Et je commence les premières pages du deuxième tome de cette maxi série, et je me dis que tout n’est pas pourri au royaume du super slip. C’est immédiatement plaisant !! Agréable à lire, joli, rythmé.
Je n’ai pas fini la lecture bien sûr, mais la réflexion de Benoît reste pertinente : doit- on être plus exigeants avec des auteurs confirmés ? Ou doit-on considérer comme un simple exercice de style une approche qui se repose sur une qualité technique acquise?
Batman & Robin Year One Partie 1 est une véritable réussite à tous les niveaux.
Alors ici il n’est nulle question de réinventer la roue et ce n’est pas ce qu’on demande à Mark Waid. L’auteur nous propose une réécriture fidèle de la première année de Dick avec encore et toujours Double Face en toile de fond et je pense que c’est important. Nous avons une nouvelle menace avec un Gotham bien établie, des adversaires comme le Joker déjà en place mais le début d’autres et même un adversaire inventé pour l’occasion qui ne fera surement pas mémoire mais qui ne fait pas tâche non plus.
Tout le récit est centré sur le lien du trio Bruce, Alfred, Dick avec leurs divers caractères, leurs problématiques et cela marche tant par leurs caractérisations que par les dialogues de Waid. C’est une réussite telle qui détonne de sa Justice League parfois bien verbeuse. Ici, Waid laisse le temps à l’action de se dérouler et attaque lorsqu’il le faut tout en laissant des pages parfois vide de dialogue ou de pensée. C’est une maitrise du rythme et de l’écriture : Faire plus avec moins.
Que dire du trait de Chris SAMNEE qui donne une ambiance très Batman TAS à ce récit et qui lui confère un caractère, un charme qui marche complètement sur moi.
Belle découverte !
La question ne se pose pas à moi en ces termes mais plus au niveau du parcours individuel d’un dessinateur et de ce qui transparaît dans ses planches, comment il aborde la narration et le dessin d’un projet à l’autre.
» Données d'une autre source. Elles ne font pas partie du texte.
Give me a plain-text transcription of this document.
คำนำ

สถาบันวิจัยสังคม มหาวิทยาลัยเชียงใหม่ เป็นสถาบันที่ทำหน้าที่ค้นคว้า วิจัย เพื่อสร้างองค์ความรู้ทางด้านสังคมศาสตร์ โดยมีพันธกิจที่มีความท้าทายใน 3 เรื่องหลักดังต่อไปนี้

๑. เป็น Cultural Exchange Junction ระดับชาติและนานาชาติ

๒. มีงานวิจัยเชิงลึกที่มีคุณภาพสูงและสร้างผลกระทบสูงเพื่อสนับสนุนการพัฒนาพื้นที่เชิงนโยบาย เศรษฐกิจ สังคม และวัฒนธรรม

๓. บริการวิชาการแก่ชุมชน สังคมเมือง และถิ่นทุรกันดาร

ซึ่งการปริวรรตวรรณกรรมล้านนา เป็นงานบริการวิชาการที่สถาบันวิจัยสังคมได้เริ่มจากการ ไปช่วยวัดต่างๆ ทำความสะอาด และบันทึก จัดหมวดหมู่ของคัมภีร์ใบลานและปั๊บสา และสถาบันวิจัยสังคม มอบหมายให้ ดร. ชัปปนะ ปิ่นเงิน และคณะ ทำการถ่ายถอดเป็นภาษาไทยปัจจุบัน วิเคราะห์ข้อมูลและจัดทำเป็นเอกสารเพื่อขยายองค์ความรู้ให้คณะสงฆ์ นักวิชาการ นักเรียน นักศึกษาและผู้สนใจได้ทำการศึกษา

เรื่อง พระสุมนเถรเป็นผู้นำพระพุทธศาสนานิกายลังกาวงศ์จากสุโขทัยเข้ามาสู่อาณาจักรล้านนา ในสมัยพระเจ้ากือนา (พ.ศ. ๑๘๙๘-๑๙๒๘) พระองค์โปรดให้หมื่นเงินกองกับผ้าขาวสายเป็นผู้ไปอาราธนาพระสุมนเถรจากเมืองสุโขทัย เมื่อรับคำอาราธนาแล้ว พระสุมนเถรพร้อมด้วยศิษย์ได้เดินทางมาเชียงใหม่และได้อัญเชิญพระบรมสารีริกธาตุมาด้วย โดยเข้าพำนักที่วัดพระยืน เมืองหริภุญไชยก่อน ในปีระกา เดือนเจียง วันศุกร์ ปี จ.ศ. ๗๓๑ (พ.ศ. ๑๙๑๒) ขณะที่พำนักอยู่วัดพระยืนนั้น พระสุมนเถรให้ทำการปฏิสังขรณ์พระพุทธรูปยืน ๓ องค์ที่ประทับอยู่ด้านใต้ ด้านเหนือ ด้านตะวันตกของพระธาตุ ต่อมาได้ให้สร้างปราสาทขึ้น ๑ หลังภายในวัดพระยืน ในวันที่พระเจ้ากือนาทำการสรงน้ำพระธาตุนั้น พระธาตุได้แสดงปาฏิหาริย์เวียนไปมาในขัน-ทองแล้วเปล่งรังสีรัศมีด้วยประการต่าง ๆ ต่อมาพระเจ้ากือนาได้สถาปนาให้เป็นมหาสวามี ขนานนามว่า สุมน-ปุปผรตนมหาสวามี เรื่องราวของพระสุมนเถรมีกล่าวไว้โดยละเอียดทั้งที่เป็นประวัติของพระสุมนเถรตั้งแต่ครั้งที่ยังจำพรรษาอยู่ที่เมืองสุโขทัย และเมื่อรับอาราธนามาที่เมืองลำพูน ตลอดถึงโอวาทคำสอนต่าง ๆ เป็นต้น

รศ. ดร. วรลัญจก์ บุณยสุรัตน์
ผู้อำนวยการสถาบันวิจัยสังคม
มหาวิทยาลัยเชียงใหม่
Parfois, je suis un dessinateur pendant quelques années et j’en viens à me désintéresser de son travail parce que j’ai l’impression qu’il stagne, qu’il n’explore pas de nouvelles directions. Qu’il reste dans sa zone de confort pour le dire vite. C’est le cas pour Sean Murphy par ex, que j’ai arrêté de lire depuis plusieurs années.
Samnee est un excellent dessinateur avec un sens du découpage affuté et une gestion de la lumière et des ombres aiguisée pour poser une ambiance. Mais après l’avoir vu à l’oeuvre sur Daredevil, Captain America, Black widow et Firepower, je commence à me dire que Chris Samnee n’est pas un dessinateur qui cherche à expérimenter et se renouveller dans sa manière de raconter des histoires (à ce niveau, on sentait la marche sur Darevevil quand Marcos Martin est parti) d’un projet à l’autre. Surtout en collaborant avec Waid, qui n’est pas le scénariste le plus aventureux qui soit ni quelqu’un qui fait preuve d’une créativité débridée.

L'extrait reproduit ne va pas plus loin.